The bottom line is that the editors should confront these problems in detail. Statisticians have been talking about these issues at a highly sophisticated level for 70+ years (Cox will say 90). They come in and report the prosecutors fallacy: Pr(H|x) differs from Pr(x|H), and appear to believe they’re saying something brand new. They might be fascinated to discover how far these issues have been taken—at both a technical and a philosophical level—by statisticians.
*In the case of many psych experiments, I’d be much more worried about whether my experiments and measurements were even capable of teaching about the phenomenon of interest. Agonizing over P-values is quite small change in the face of the dubious assumptions required to link statistical inferences with their research hypotheses. But without statistical inference, those gaps will be buried. One wonders:are they trying to improve psych or allow its most serious problems to remain under wraps?
It’s interesting, despite all this, that p-values were excellent predictors of replication success in the recent attempt at replicating 100 psych experiments. See this post: https://errorstatistics.com/2015/08/31/the-paradox-of-replication-and-the-vindication-of-the-p-value-but-she-can-go-deeper-i/
Mayo, I agree with what you say. However, I am not really comfortable with your distinction between “actual” and “merely nominal” P-values. It seems to me that every P-value is model-bound and so they are all “actual” within their respective models. Rather than kvetching about “merely nominal” P-values, things that I might consider to be nothing more than differently conditioned P-values, it would be better to talk (and think) about the relevance of the variously conditioned models to the inferential purposes at hand.
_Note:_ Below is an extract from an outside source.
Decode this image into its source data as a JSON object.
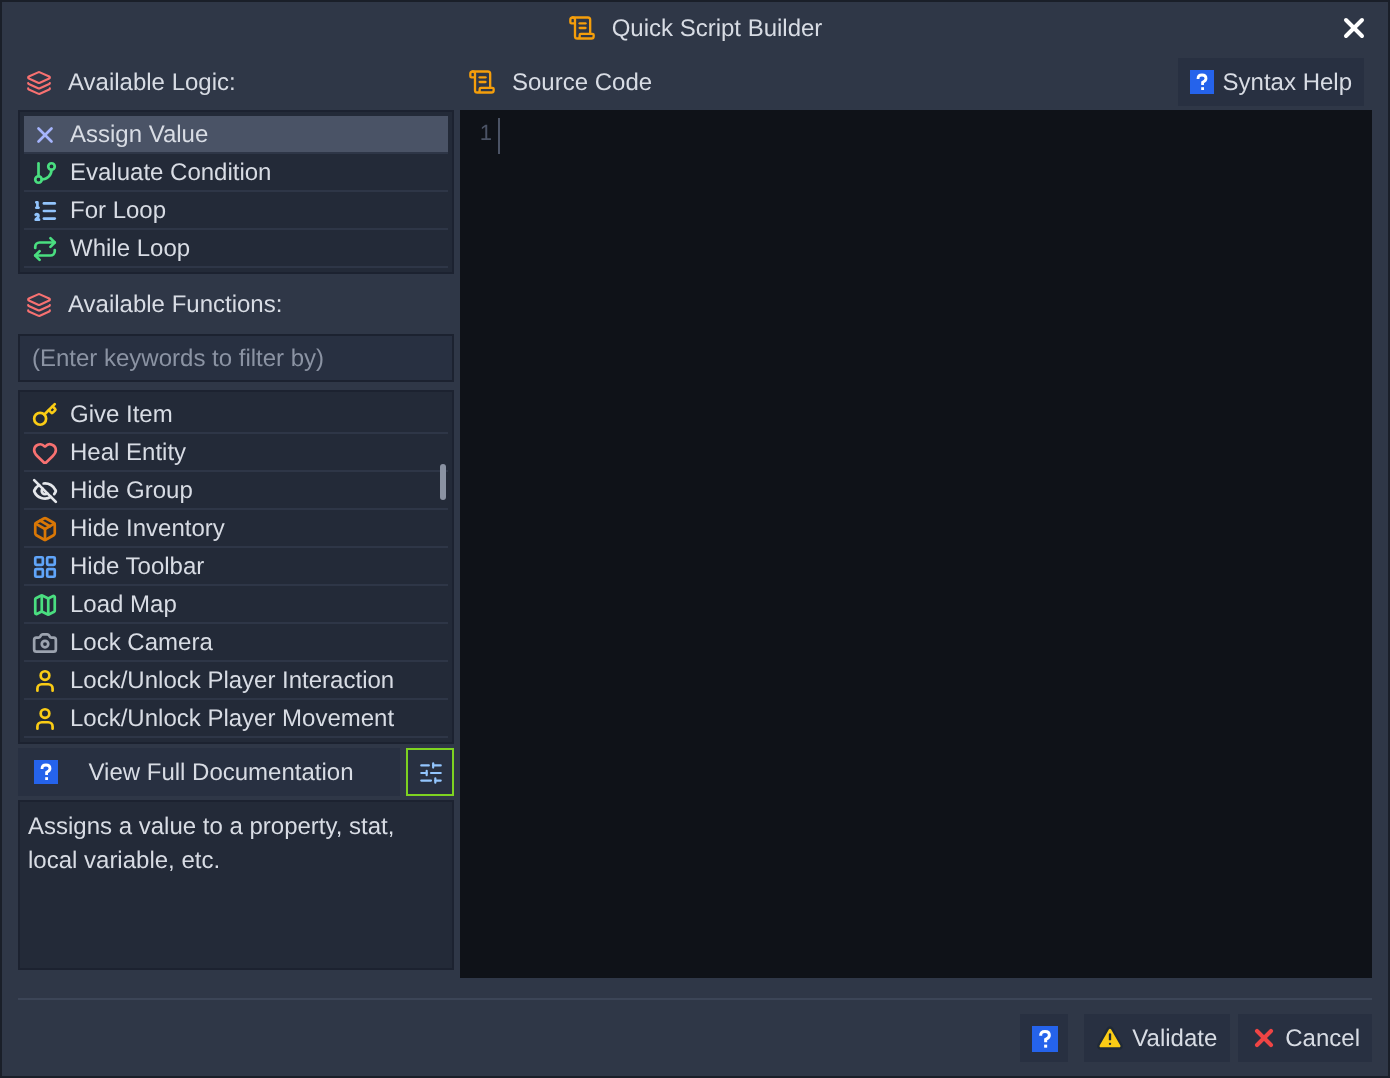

Michael: P-values actually have a meaning as error probabilities, and when the P-value reported is far from the actual error probability, then it’s not the actual P-value. Likewise, when they fail for violated model assumptions. Now some people recommend considering the P-value as nothing more than a logical distance measure or summary of distance, as given by the test statistic. I take it that’s what you’re recommending. But then it is no longer serving its inferential purpose. It would be like reporting 5 sigma in particle physics without being able to say it’s exceedingly rare under the assumption of background fluctuations in the particle accelerator. We need to have
Pr(P < p;Ho) = p.
It's the "second level" probability–the error probability–that's all important, even if only approximate. Maybe I'm popularizing "kvetching" on the blog.
The problem is that your formula Pr(P<p;H0)=p is not a sufficiently specified model to have a fixed meaning. If I do a two-stage optional stopping experiment and condition on the actual sample size then I get a P-value that meets the criterion of your formula, but you would, presumably, prefer to condition on the the experimental design rather than the actual sample size and so you would have a different statistical model which yields a different P-value. Your P-value would reflect the extremeness of the test statistic among all of the test statistics expected by the statistical model that includes both possible sample sizes, whereas mine looks at the extremeness of the test statistic among the test statistics expected by a model where the two possible sample sizes are kept separate.They are both actual P-values and both actual "error probabilities", but their accounting rules differ.